I followed him outside, noting that he pointedly turned away from the direction Hope had taken. I watched the yellow Lab trotting along at her heels, the dog’s face upturned to fix her with those unwavering green eyes. I schooled my expression into one of polite enquiry.
“What can I do for you, Joe?”
He stared at me for a moment in an attempt to flatten out any sign of flippancy, then said, “Hope’s acting kinda upset this morning.”
“I’m not surprised,” I said. “She’s—”
He chopped off my words with an abrupt slice of his hand. “I don’t need to know why. I just need her focused on the job. You hearing me?”
I nodded. I was hearing him all right.
“Without Hope—and Lemon—doing their jobs to the best of their abilities, everybody else on this team is just spinning their wheels. Your job is to let her work without distractions, not to be the cause of them.” He paused. “Lives depend on it, Charlie. Got that?”
“Loud and clear,” I murmured.
He gave a final sharp shake of his head as if he couldn’t believe my density and spun on his heel. I watched him stride away toward the morgue where Dr Bertrand stood waiting for him. They spoke briefly and she glanced in my direction before they went inside. I don’t know what they said and gathered from her bleak expression that I didn’t want to know either.
I went out of my w
ay to be pleasantly chatty with Hope on the ride over the city but she remained hunched and withdrawn, only replying to Riley’s teasing banter in monosyllables. By the time we reached our designated sector even the laidback Aussie was handing me reproachful glances.

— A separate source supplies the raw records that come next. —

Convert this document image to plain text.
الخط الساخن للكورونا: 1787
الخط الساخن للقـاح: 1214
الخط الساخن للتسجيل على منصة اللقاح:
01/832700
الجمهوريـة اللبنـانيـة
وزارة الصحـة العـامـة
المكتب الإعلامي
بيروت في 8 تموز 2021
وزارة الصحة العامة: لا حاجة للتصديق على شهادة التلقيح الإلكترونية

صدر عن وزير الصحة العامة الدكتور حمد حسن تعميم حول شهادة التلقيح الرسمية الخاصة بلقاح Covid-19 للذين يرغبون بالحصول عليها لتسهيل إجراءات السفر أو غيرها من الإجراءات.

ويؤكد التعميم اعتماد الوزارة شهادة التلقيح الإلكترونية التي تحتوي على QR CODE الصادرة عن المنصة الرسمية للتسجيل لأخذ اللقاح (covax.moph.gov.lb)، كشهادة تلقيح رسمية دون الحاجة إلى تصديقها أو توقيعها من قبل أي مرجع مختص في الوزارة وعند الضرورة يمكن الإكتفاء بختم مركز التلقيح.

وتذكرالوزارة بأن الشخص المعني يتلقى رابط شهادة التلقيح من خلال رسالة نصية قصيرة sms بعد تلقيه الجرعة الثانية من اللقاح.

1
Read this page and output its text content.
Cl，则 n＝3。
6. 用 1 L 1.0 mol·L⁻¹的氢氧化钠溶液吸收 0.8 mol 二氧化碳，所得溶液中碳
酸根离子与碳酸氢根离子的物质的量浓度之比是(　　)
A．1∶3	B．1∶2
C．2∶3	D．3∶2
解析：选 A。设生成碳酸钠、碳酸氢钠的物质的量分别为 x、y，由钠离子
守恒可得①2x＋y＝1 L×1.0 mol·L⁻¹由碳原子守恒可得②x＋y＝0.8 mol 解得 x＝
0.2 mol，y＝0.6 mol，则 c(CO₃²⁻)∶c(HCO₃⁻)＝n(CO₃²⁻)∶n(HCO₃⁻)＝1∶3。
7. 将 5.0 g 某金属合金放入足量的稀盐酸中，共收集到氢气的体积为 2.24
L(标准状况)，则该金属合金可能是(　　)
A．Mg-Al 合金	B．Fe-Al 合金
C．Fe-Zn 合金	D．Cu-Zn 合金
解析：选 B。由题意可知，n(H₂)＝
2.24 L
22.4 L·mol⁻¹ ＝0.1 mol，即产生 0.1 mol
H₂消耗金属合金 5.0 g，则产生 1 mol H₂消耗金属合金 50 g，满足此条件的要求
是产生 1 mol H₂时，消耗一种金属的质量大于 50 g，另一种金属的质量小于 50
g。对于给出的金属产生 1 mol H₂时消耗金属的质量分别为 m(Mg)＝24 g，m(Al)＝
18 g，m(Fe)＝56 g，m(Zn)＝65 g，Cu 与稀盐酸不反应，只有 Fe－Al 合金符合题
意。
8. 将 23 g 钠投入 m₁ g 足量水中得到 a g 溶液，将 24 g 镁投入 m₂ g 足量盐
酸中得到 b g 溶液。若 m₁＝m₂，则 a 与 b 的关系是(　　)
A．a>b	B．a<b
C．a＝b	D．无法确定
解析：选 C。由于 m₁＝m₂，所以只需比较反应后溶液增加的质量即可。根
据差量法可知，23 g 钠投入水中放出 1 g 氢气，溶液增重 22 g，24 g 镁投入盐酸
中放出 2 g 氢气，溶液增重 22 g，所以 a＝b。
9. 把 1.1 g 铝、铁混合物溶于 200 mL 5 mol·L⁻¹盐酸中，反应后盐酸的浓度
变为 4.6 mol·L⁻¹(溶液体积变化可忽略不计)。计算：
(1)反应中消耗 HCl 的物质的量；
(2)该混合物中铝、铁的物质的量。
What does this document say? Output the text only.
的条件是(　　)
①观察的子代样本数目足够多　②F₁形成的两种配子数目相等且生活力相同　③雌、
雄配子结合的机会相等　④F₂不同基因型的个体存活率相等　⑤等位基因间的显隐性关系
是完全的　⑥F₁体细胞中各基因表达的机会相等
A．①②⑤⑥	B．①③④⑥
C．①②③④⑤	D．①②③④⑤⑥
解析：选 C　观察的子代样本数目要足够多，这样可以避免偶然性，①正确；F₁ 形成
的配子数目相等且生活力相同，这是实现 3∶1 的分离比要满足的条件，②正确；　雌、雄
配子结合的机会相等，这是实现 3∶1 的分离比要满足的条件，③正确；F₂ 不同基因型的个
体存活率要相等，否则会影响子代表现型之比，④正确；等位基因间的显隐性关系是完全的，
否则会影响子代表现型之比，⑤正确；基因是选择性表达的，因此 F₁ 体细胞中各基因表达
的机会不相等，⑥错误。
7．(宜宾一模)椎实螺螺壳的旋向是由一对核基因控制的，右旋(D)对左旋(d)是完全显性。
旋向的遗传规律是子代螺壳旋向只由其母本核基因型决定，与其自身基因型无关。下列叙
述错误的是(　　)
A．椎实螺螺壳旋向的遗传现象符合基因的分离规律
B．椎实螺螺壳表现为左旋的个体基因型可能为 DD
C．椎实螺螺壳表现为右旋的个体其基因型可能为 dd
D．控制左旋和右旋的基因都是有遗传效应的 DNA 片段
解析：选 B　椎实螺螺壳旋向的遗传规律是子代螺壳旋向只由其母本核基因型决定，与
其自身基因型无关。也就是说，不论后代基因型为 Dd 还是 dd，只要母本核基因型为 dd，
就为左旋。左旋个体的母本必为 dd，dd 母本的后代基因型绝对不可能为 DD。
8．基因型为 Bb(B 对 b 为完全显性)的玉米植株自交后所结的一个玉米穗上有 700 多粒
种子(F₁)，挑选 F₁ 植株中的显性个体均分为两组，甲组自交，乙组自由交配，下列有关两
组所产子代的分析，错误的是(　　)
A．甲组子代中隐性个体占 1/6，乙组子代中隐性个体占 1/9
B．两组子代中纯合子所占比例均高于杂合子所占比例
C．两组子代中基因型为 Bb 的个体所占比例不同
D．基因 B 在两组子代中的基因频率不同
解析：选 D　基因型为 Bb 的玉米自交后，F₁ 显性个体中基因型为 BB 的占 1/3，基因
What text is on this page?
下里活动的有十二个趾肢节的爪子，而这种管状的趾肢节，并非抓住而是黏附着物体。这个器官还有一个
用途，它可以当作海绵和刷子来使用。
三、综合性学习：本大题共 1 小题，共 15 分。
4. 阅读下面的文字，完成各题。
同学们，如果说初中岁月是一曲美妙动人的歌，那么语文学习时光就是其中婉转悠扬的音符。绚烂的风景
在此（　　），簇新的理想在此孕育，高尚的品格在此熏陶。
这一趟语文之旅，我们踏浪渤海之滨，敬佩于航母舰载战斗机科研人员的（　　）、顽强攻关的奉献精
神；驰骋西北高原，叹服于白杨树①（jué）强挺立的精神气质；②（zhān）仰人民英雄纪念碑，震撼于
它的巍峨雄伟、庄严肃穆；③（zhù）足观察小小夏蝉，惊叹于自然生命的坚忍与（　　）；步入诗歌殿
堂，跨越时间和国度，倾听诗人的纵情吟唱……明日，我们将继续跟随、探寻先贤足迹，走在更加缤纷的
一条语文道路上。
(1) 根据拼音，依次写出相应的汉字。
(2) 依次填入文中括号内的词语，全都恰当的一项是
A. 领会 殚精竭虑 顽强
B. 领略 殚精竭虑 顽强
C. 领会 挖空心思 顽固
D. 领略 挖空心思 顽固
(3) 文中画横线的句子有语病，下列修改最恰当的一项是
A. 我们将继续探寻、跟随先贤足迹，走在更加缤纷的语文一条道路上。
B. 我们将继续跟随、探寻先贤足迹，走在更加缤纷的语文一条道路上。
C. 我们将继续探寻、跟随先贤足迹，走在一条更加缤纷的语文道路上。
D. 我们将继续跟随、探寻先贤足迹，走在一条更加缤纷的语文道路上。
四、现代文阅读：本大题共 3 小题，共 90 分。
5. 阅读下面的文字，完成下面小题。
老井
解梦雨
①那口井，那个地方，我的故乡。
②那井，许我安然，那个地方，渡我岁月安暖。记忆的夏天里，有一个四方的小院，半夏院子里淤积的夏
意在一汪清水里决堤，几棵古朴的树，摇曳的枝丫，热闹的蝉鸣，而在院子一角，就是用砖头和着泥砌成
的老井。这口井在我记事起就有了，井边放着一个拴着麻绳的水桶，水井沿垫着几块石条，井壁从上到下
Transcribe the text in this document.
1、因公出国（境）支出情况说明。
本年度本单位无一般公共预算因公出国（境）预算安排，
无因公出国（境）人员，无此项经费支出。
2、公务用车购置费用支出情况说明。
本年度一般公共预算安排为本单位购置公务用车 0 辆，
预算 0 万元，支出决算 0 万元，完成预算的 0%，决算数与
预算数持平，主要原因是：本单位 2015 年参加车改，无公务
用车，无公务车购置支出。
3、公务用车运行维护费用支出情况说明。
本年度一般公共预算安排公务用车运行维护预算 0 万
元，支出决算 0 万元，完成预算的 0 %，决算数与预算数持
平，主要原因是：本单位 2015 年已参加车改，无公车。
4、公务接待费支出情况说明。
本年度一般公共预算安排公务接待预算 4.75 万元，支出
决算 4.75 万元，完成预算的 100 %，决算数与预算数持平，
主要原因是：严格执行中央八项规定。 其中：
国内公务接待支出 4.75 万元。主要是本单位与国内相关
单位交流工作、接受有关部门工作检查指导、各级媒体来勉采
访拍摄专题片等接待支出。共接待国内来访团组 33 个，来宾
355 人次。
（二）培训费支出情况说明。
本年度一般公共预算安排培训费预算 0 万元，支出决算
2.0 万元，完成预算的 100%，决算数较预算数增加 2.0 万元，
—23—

Great. She can’t keep her hands in her own pockets and suddenly it’s my fault.
Riley dropped us off with the usual comms check, to which Hope responded with a morose, “OK.” He lifted off again with a frown that was visible even from the ground.
“Look, are you going to lighten up, Hope?” I asked once we were alone. “Or are we all going to have a miserable day?”
She threw me a look of almost teenage disdain.
“What’s the point?” she demanded. “You’re going to get me sent home anyway, aren’t you?”
Joe Marcus’s warning at breakfast was still looming large in my mind—that he valued Hope and Lemon’s contribution to the team above almost all others. How far would he go to protect the girl, and why? I remembered the way she didn’t flinch that time he touched her arm and I couldn’t prevent a shiver of distaste. I hoped I was way off base with my suspicion—he was old enough to be her father for heaven’s sake. In terms of maturity, more like grandfather.
Is that what Kyle Stephens did—discovered Hope was the thief he was sent to root out? Is that why she reacted with such force to the mention of his name?
If Marcus attributed so much of R&R’s success to Hope, it wasn’t just the girl’s interests he’d be looking out for. I could just imagine what the other three might do if accusations were made towards the girl.
And what might they have done once already …
“Hope—”
But she whirled away with a gesture that clearly meant ‘leave me alone’ and stomped off across another section of cracked paving towards what had once been an apartment block.
I knew if we didn’t get things straight between us now, it would fester for days—or as long as I’d got left. Without thinking, I jogged after her and tagged her arm.